2) We may inflict suffering on the guilty if that suffering reduces the suffering of their intended victims. No one doubts the police could and should shoot a terrorist sniper as he takes aim on a target. This case is similar — the terrorist wouldn’t be in this position if he hadn’t done evil in the first place, and any suffering that results from it ought to fall on him first. If it is more suffering than we are accustomed to inflicting, it’s only because we have the unique opportunity to actually reduce someone else’s suffering.

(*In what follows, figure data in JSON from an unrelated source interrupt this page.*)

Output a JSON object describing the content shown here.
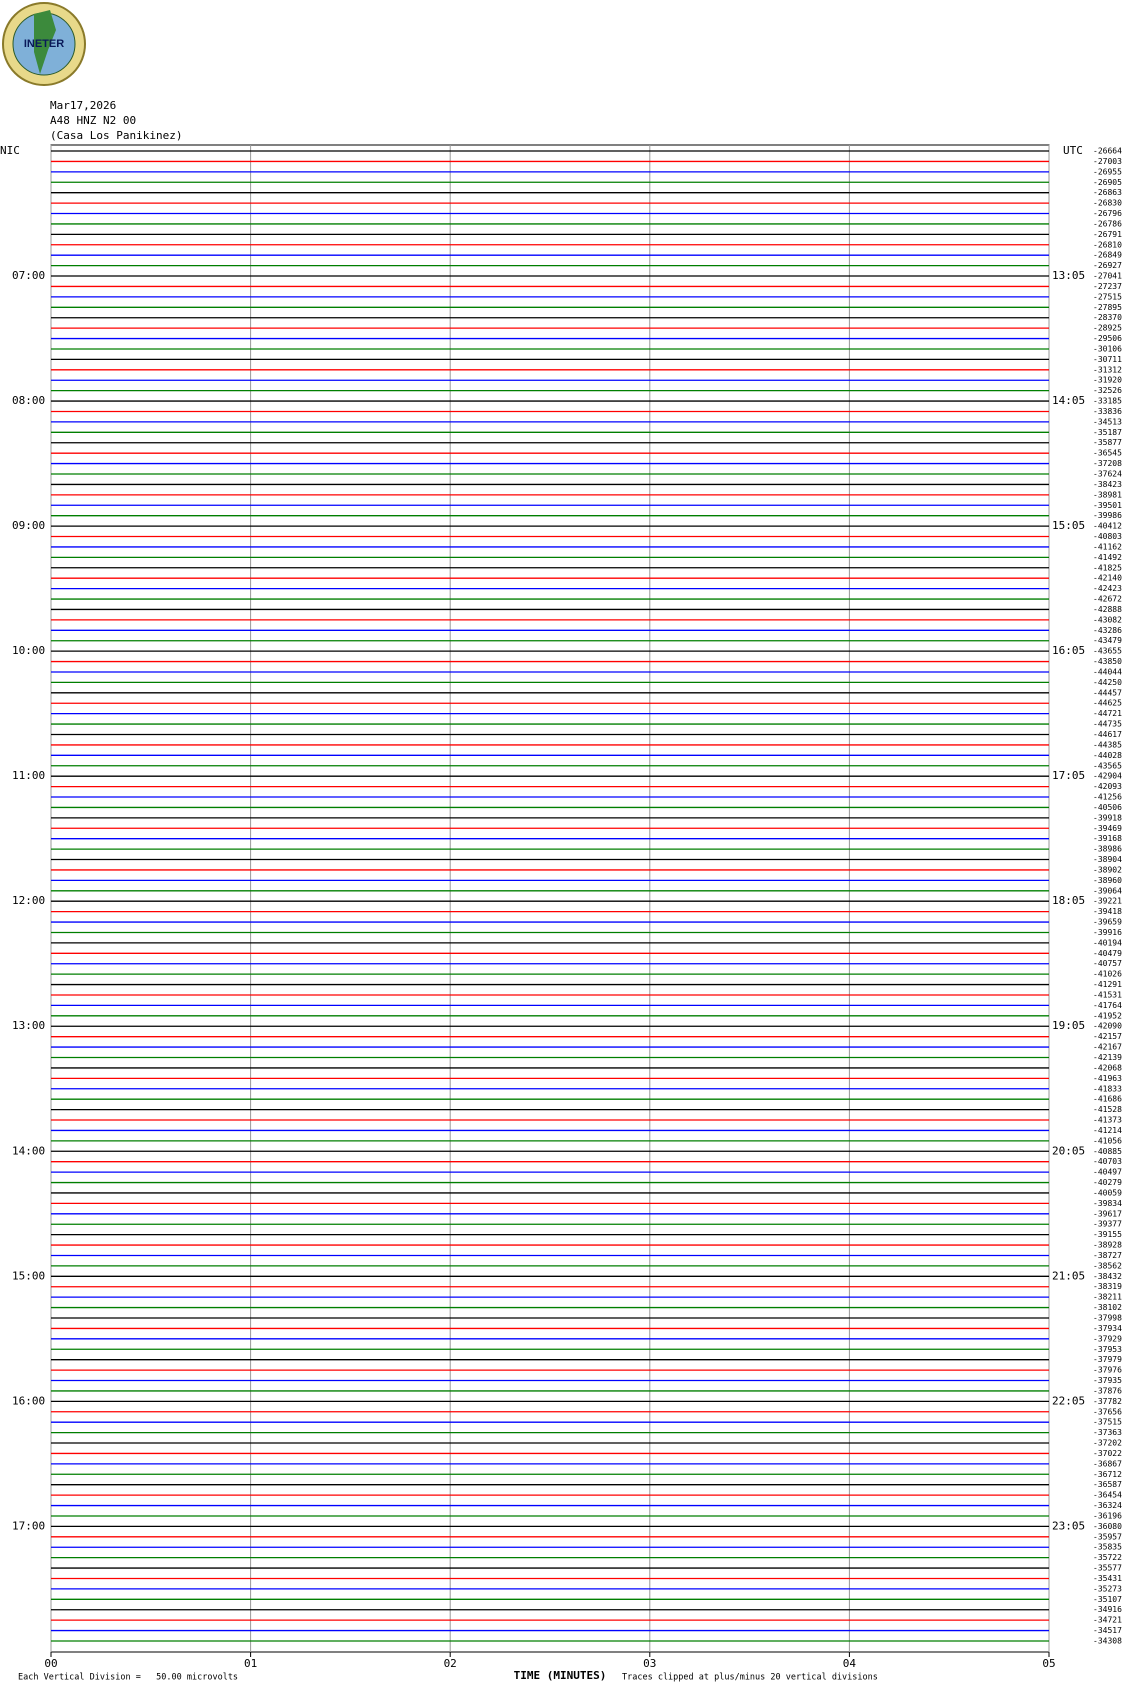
{
  "chart_data": {
    "type": "helicorder",
    "logo_text": "INETER",
    "title": "Mar17,2026",
    "subtitle": "A48 HNZ N2 00",
    "station": "(Casa Los Panikinez)",
    "left_axis_label": "NIC",
    "right_axis_label": "UTC",
    "left_hour_labels": [
      "07:00",
      "08:00",
      "09:00",
      "10:00",
      "11:00",
      "12:00",
      "13:00",
      "14:00",
      "15:00",
      "16:00",
      "17:00"
    ],
    "right_hour_labels": [
      "13:05",
      "14:05",
      "15:05",
      "16:05",
      "17:05",
      "18:05",
      "19:05",
      "20:05",
      "21:05",
      "22:05",
      "23:05"
    ],
    "trace_colors": [
      "#000000",
      "#ff0000",
      "#0000ff",
      "#007f00"
    ],
    "trace_offsets": [
      -26664,
      -27003,
      -26955,
      -26905,
      -26863,
      -26830,
      -26796,
      -26786,
      -26791,
      -26810,
      -26849,
      -26927,
      -27041,
      -27237,
      -27515,
      -27895,
      -28370,
      -28925,
      -29506,
      -30106,
      -30711,
      -31312,
      -31920,
      -32526,
      -33185,
      -33836,
      -34513,
      -35187,
      -35877,
      -36545,
      -37208,
      -37624,
      -38423,
      -38981,
      -39501,
      -39986,
      -40412,
      -40803,
      -41162,
      -41492,
      -41825,
      -42140,
      -42423,
      -42672,
      -42888,
      -43082,
      -43286,
      -43479,
      -43655,
      -43850,
      -44044,
      -44250,
      -44457,
      -44625,
      -44721,
      -44735,
      -44617,
      -44385,
      -44028,
      -43565,
      -42904,
      -42093,
      -41256,
      -40506,
      -39918,
      -39469,
      -39168,
      -38986,
      -38904,
      -38902,
      -38960,
      -39064,
      -39221,
      -39418,
      -39659,
      -39916,
      -40194,
      -40479,
      -40757,
      -41026,
      -41291,
      -41531,
      -41764,
      -41952,
      -42090,
      -42157,
      -42167,
      -42139,
      -42068,
      -41963,
      -41833,
      -41686,
      -41528,
      -41373,
      -41214,
      -41056,
      -40885,
      -40703,
      -40497,
      -40279,
      -40059,
      -39834,
      -39617,
      -39377,
      -39155,
      -38928,
      -38727,
      -38562,
      -38432,
      -38319,
      -38211,
      -38102,
      -37998,
      -37934,
      -37929,
      -37953,
      -37979,
      -37976,
      -37935,
      -37876,
      -37782,
      -37656,
      -37515,
      -37363,
      -37202,
      -37022,
      -36867,
      -36712,
      -36587,
      -36454,
      -36324,
      -36196,
      -36080,
      -35957,
      -35835,
      -35722,
      -35577,
      -35431,
      -35273,
      -35107,
      -34916,
      -34721,
      -34517,
      -34308
    ],
    "xlim": [
      0,
      5
    ],
    "xticks": [
      {
        "value": 0,
        "label": "00"
      },
      {
        "value": 1,
        "label": "01"
      },
      {
        "value": 2,
        "label": "02"
      },
      {
        "value": 3,
        "label": "03"
      },
      {
        "value": 4,
        "label": "04"
      },
      {
        "value": 5,
        "label": "05"
      }
    ],
    "xlabel": "TIME (MINUTES)",
    "scale_note": "Each Vertical Division =   50.00 microvolts",
    "clip_note": "Traces clipped at plus/minus 20 vertical divisions"
  }
}
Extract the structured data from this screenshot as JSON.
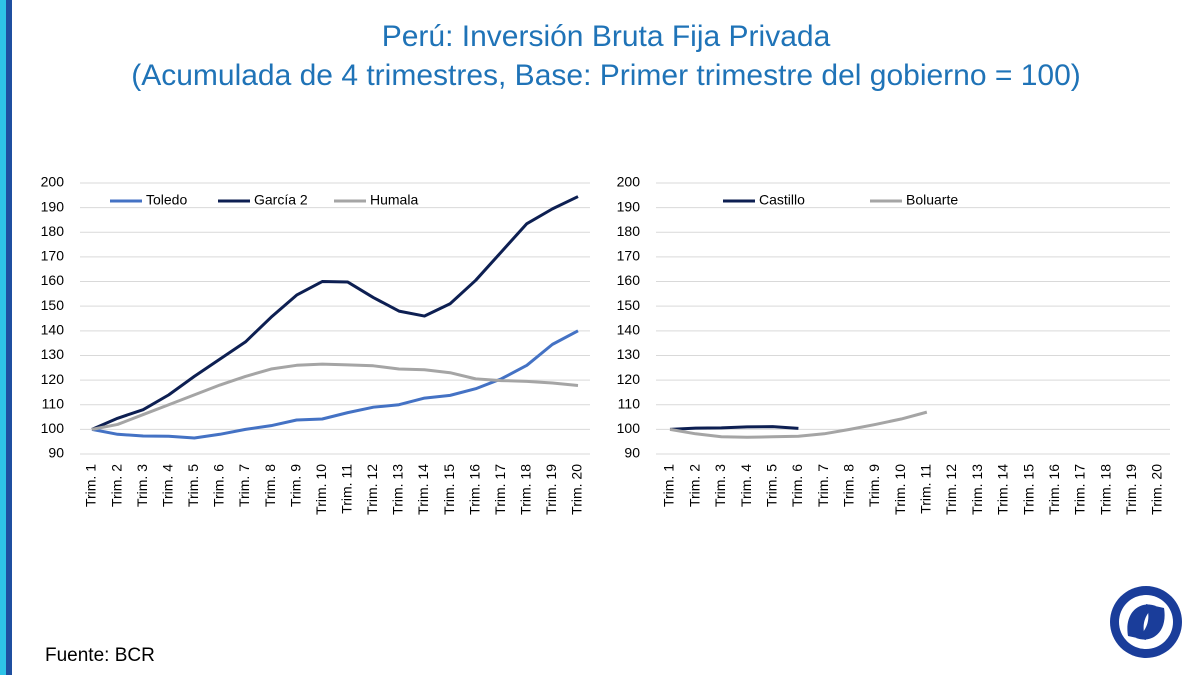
{
  "title": [
    "Perú: Inversión Bruta Fija Privada",
    "(Acumulada de 4 trimestres, Base: Primer trimestre del gobierno = 100)"
  ],
  "source": "Fuente: BCR",
  "chart_data": [
    {
      "type": "line",
      "categories": [
        "Trim. 1",
        "Trim. 2",
        "Trim. 3",
        "Trim. 4",
        "Trim. 5",
        "Trim. 6",
        "Trim. 7",
        "Trim. 8",
        "Trim. 9",
        "Trim. 10",
        "Trim. 11",
        "Trim. 12",
        "Trim. 13",
        "Trim. 14",
        "Trim. 15",
        "Trim. 16",
        "Trim. 17",
        "Trim. 18",
        "Trim. 19",
        "Trim. 20"
      ],
      "series": [
        {
          "name": "Toledo",
          "color": "#4472c4",
          "values": [
            100,
            98,
            97.3,
            97.2,
            96.5,
            98,
            100,
            101.5,
            103.8,
            104.2,
            106.8,
            109,
            110,
            112.7,
            113.8,
            116.5,
            120.5,
            126,
            134.5,
            140
          ]
        },
        {
          "name": "García 2",
          "color": "#0d1f52",
          "values": [
            100,
            104.5,
            108,
            114,
            121.5,
            128.5,
            135.5,
            145.5,
            154.5,
            160,
            159.8,
            153.5,
            148,
            146,
            151,
            160.5,
            172,
            183.5,
            189.5,
            194.5
          ]
        },
        {
          "name": "Humala",
          "color": "#a5a5a5",
          "values": [
            100,
            102,
            106,
            110,
            114,
            118,
            121.5,
            124.5,
            126,
            126.5,
            126.2,
            125.8,
            124.5,
            124.2,
            123,
            120.5,
            119.8,
            119.5,
            118.8,
            117.8
          ]
        }
      ],
      "ylim": [
        90,
        200
      ],
      "yticks": [
        90,
        100,
        110,
        120,
        130,
        140,
        150,
        160,
        170,
        180,
        190,
        200
      ],
      "grid": true,
      "legend": "top"
    },
    {
      "type": "line",
      "categories": [
        "Trim. 1",
        "Trim. 2",
        "Trim. 3",
        "Trim. 4",
        "Trim. 5",
        "Trim. 6",
        "Trim. 7",
        "Trim. 8",
        "Trim. 9",
        "Trim. 10",
        "Trim. 11",
        "Trim. 12",
        "Trim. 13",
        "Trim. 14",
        "Trim. 15",
        "Trim. 16",
        "Trim. 17",
        "Trim. 18",
        "Trim. 19",
        "Trim. 20"
      ],
      "series": [
        {
          "name": "Castillo",
          "color": "#0d1f52",
          "values": [
            100,
            100.5,
            100.6,
            101,
            101.1,
            100.4,
            null,
            null,
            null,
            null,
            null,
            null,
            null,
            null,
            null,
            null,
            null,
            null,
            null,
            null
          ]
        },
        {
          "name": "Boluarte",
          "color": "#a5a5a5",
          "values": [
            100,
            98.2,
            97,
            96.8,
            97,
            97.2,
            98.2,
            100,
            102,
            104.2,
            107,
            null,
            null,
            null,
            null,
            null,
            null,
            null,
            null,
            null
          ]
        }
      ],
      "ylim": [
        90,
        200
      ],
      "yticks": [
        90,
        100,
        110,
        120,
        130,
        140,
        150,
        160,
        170,
        180,
        190,
        200
      ],
      "grid": true,
      "legend": "top"
    }
  ]
}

But while I agree that an individual can morally inflict torture, I still don’t like rules permitting torture, I guess for consequential reasons. It’s all well and good to dream up hypotheticals that would justify torturing a murderer to prevent further carnage. But those hypotheticals all depend on judgment, which can often err — and institutionalizing rules around those hypotheticals presumes that our authorities will exercise their judgement infallibly. Worse, I’m afraid that their errors of judgment, and the development of their procedures, would take the justifications offered by those institutional rules would take them further and further from the hypothetical. This would be a very dangerous corruption of institutions that hold an awful lot of power, and I’m not sure I’m ready to risk it. (And I say this despite my deep trust for the individuals currently holding criminal and military authority in our nation — even if I trusted them completely, I don’t know who will replace them.)
3) What’s the difference with threatening a terrorist’s family and M.A.D.? We told the Soviets, “you nuke us, you’re gone.” The Israelis, on a smaller scale, do the same to the Palestinians. The bomber’s family usually had his or her family’s home destroyed as punishment. If anything, it’s awful, but it’s what works. I agree with M.A.D. and I agree with Israel…why shouldn’t I agree with the CIA killing a terrorist’s wife if he doesn’t talk?
4) Your torture posts illustrate why Catholics shouldn’t be placed in charge of national security. You can’t be reasonable on torture, any more than you can on abortion or Hiroshima.
5) Torture is simply a weapon to be used in times of war – provided it is used in the right way. Our soldiers use all sorts of weapons without going through long philosophical discussions about doing so… and rightly so. To take away torture as a weapon to be used in order to save American lives is as unjustifiable as taking away their M16s or artillery support because those too can cause damage to innocents.
6) The problem with this discussion is we all have a different standard of what constitutes torture. . . . Thus we go around in circles never resolving anything.